In the Roman tradition of austerity, especially within the construct of the moral restructuring of the society under Augustan reforms, women of Rome were expected to maintain a happy existence in those shadows. Though not seen simply as vessels for purposes of procreation and chained to the front door of their homes as their earlier Greek counterparts, political participation and any social interaction beyond entertaining guests and shopping in the markets would be considered a taboo. But with her sacrosanct status and wealth, Livia was able to operate with other women as a feminist of the day both privately and publicly. Her home with Augustus on the Palatine contains frescoes in the tablinium in which she conducted her own affairs not only in regard to the land she owned and any other financial interests in which she was vested but also in her input in political matters. But those elite Romans who had access to her in such matters would not be the only citizens who would benefit from the results of her patronage of art and architecture. “There was no more public type of architecture,” wrote Kleiner, “in the age of Augustus than porticus architecture.” Most porticoes, such that of Livia in Rome, were open to the public for artistic appreciation as well as a visual impression of the glory of Rome. She was recognized later in life as well on the first sestertius to feature a carpentum, a ceremonial cart in which she was granted permission to ride along with the honor or lex inlia theatralis – special seating in Roman theaters reserved for senators. The sestertius represents a day of supplicato (thanksgiving) named for her recovery after a long illness in her later years (Diane Favro, The Urban Image of Augustan Rome, 245).

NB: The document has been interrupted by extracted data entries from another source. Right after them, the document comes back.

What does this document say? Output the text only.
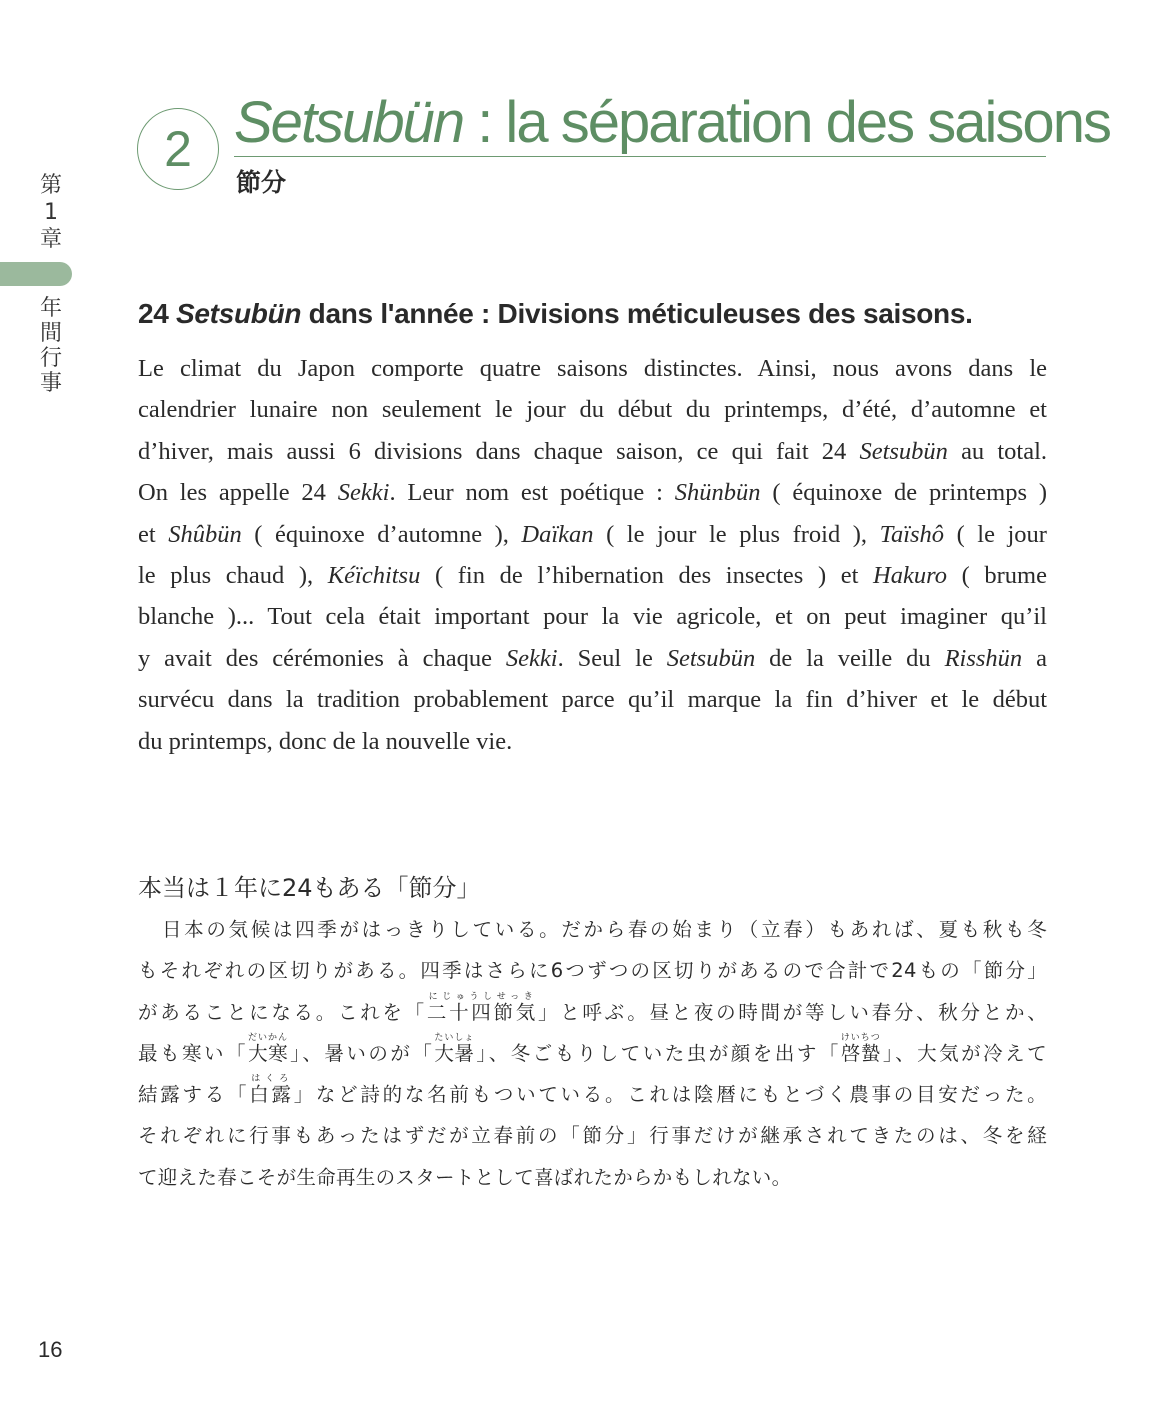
第
1
章
年
間
行
事
2 Setsubün : la séparation des saisons
節分
24 Setsubün dans l'année : Divisions méticuleuses des saisons.
Le climat du Japon comporte quatre saisons distinctes. Ainsi, nous avons dans le
calendrier lunaire non seulement le jour du début du printemps, d’été, d’automne et
d’hiver, mais aussi 6 divisions dans chaque saison, ce qui fait 24 Setsubün au total.
On les appelle 24 Sekki. Leur nom est poétique : Shünbün ( équinoxe de printemps )
et Shûbün ( équinoxe d’automne ), Daïkan ( le jour le plus froid ), Taïshô ( le jour
le plus chaud ), Kéïchitsu ( fin de l’hibernation des insectes ) et Hakuro ( brume
blanche )... Tout cela était important pour la vie agricole, et on peut imaginer qu’il
y avait des cérémonies à chaque Sekki. Seul le Setsubün de la veille du Risshün a
survécu dans la tradition probablement parce qu’il marque la fin d’hiver et le début
du printemps, donc de la nouvelle vie.
本当は１年に24もある「節分」
日本の気候は四季がはっきりしている。だから春の始まり（立春）もあれば、夏も秋も冬
もそれぞれの区切りがある。四季はさらに6つずつの区切りがあるので合計で24もの「節分」
があることになる。これを「二十四節気にじゅうしせっき」と呼ぶ。昼と夜の時間が等しい春分、秋分とか、
最も寒い「大寒だいかん」、暑いのが「大暑たいしょ」、冬ごもりしていた虫が顔を出す「啓蟄けいちつ」、大気が冷えて
結露する「白露はくろ」など詩的な名前もついている。これは陰暦にもとづく農事の目安だった。
それぞれに行事もあったはずだが立春前の「節分」行事だけが継承されてきたのは、冬を経
て迎えた春こそが生命再生のスタートとして喜ばれたからかもしれない。
16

Coin with Livia / Wikimedia Commons
Livia and other women who by means of status and wealth were able to contribute to Roman culture were the proverbial elephants in the living room. Their contributions were not recognized in writing such as the self-serving Res Gestae of Augustus, and the tradition of keeping women as secondary citizens continued. But thanks to the tradition of porticoes being named after their builders, as well as their political and social participation being noted in the writings of other historians of the time, the legacy of Livia and other women in Rome’s visual culture stands on its own. In spite of the best efforts of the masculine double-standard of the time, later including even her own son (Tiberius) attempting to withhold recognition and titles, that which was given to Rome by the likes of Livia was, to borrow from the Times, “…so big you just can’t ignore it.”